Leyendo un texto sobre Spinoza («La política de las pasiones», de Gregorio Kaminsky) advierto que fue un pionero de las experiencias iniciales y su proyección hacia las actitudes adultas. Esas experiencias infantiles son responsables de mirar al mundo de una forma maniquea (todo es reductible al bien y el mal, sin términos medios). De esa forma, los fantasmas, miedos y monstruos del niño o la niña, pero también sus ejemplos luminosos se convierten, en la vida adulta, en odios al adversario real o imaginario, en fe irracional por los personajes providenciales, en dependencia o rechazo hacia figuras de autoridad, en temor hacia ciertas personalidades y amor ilógico por otras.
Esto se comprueba con mucha facilidad si observamos algunos debates de nuestros días. A veces encontramos una notable fascinación por ciertos políticos o funcionarios, que son imaginados casi como deidades y cuyos peores defectos son fácilmente subestimados o disculpados. Cuando aparece alguien contradiciendo a ese objeto de adoración surge una respuesta muy cercana a la violencia.
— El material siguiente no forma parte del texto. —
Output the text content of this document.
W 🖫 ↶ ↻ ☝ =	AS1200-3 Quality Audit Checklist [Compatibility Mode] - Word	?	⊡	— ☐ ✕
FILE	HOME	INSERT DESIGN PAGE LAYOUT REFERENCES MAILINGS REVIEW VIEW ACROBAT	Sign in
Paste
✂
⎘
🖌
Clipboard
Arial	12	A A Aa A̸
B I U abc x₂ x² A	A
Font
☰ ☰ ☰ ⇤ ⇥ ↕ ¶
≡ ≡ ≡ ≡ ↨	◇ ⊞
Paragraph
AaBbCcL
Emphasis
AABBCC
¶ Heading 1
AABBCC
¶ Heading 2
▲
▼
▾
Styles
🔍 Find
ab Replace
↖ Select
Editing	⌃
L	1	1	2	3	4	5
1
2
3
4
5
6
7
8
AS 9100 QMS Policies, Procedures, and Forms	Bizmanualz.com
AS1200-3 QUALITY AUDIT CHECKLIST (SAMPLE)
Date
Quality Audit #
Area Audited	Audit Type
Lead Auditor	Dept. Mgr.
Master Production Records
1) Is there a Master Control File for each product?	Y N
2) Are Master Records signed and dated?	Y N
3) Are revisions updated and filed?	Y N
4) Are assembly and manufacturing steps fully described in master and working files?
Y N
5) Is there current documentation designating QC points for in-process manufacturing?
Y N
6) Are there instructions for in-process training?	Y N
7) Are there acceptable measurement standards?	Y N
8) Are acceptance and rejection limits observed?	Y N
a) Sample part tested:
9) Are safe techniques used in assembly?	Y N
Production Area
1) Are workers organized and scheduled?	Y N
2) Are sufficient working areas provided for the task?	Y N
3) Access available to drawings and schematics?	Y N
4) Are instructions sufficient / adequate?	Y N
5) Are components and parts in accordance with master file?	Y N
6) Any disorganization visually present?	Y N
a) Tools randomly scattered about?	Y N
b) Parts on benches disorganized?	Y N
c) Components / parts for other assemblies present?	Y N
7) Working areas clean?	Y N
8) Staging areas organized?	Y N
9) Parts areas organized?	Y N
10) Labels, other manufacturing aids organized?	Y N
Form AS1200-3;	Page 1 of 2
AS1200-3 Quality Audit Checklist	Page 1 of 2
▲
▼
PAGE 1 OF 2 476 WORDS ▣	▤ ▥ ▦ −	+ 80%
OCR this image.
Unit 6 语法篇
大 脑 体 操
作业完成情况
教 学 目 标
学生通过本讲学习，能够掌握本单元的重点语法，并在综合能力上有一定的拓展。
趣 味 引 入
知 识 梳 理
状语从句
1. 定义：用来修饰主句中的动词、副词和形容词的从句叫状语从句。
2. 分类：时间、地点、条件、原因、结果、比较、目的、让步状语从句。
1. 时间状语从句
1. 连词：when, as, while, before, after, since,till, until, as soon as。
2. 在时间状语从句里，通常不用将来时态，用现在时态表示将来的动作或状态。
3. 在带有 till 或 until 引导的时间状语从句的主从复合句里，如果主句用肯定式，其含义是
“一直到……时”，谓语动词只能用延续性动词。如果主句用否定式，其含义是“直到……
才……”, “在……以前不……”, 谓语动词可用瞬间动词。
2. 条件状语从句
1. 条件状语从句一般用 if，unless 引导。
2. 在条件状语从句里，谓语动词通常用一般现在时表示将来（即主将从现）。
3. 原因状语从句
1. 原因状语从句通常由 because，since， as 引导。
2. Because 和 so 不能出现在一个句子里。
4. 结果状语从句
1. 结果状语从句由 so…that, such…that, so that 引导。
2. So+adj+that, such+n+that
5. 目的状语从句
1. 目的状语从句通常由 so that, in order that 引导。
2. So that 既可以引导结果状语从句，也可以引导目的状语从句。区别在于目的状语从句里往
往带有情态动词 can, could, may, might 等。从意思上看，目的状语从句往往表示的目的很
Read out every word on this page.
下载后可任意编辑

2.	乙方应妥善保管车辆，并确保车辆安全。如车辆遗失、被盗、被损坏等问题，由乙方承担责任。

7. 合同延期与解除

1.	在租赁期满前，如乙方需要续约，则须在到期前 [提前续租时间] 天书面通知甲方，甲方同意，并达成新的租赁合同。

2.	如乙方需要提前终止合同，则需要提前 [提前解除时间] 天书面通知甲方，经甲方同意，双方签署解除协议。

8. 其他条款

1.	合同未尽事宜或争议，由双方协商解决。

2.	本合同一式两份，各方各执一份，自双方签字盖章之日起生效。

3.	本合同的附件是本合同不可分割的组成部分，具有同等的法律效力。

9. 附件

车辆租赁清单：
Por otra parte, abundan los odios hacia otros políticos o funcionarios, a los que se mira casi como la encarnación del mal. No es necesario mucho seso para darnos cuenta que ese juego de odio y amor es producto de la mente, no del propio político, que tiene la misma suma de defectos y virtudes que otros de su tipo.
La psicología, en especial el psicoanálisis, nos ofrece una explicación para estos fenómenos. La transferencia (concepto freudiano aplicado en especial a la relación entre el paciente y el analista) nos dice que la mente revive ciertas experiencias lejanas al interactuar con alguien en el presente. Las relaciones con las figuras parentales y maternales, por ejemplo, dejan marcas en el inconsciente que se proyectan en encuentros futuros y tienden a determinar muchas de nuestras actitudes.
A veces alguien nos cae mal o bien desde el primer encuentro. Otras veces miramos con recelo -incluso odio- a cierta figura pública o, al contrario, experimentamos por otra una admiración que a veces raya en el arrobamiento. No son raras las expresiones de odio/amor, pasión/aversión, deseo/repugnancia por unas figuras u otras.
En verdad expresamos mucho de lo que somos y lo que vivimos en nuestra infancia (lo que fuimos) cuando asumimos una cierta actitud política, cuando rechazamos a todo un género (las mujeres que parecen odiar a todos los hombres o los hombres que parecen menospreciar a todas las mujeres), o cuando discutimos hasta la mínima recomendación que alguien se atreve a ofrecernos.
Vaya, hasta una fotografía, una pintura, un poema, una novela o cualquier cosa puede ser objeto de enconados debates, que asumimos con la carga de temores y alegrías que brotan de la fuente lejana de nuestra propia infancia o de nuestras más íntimas experiencias formativas.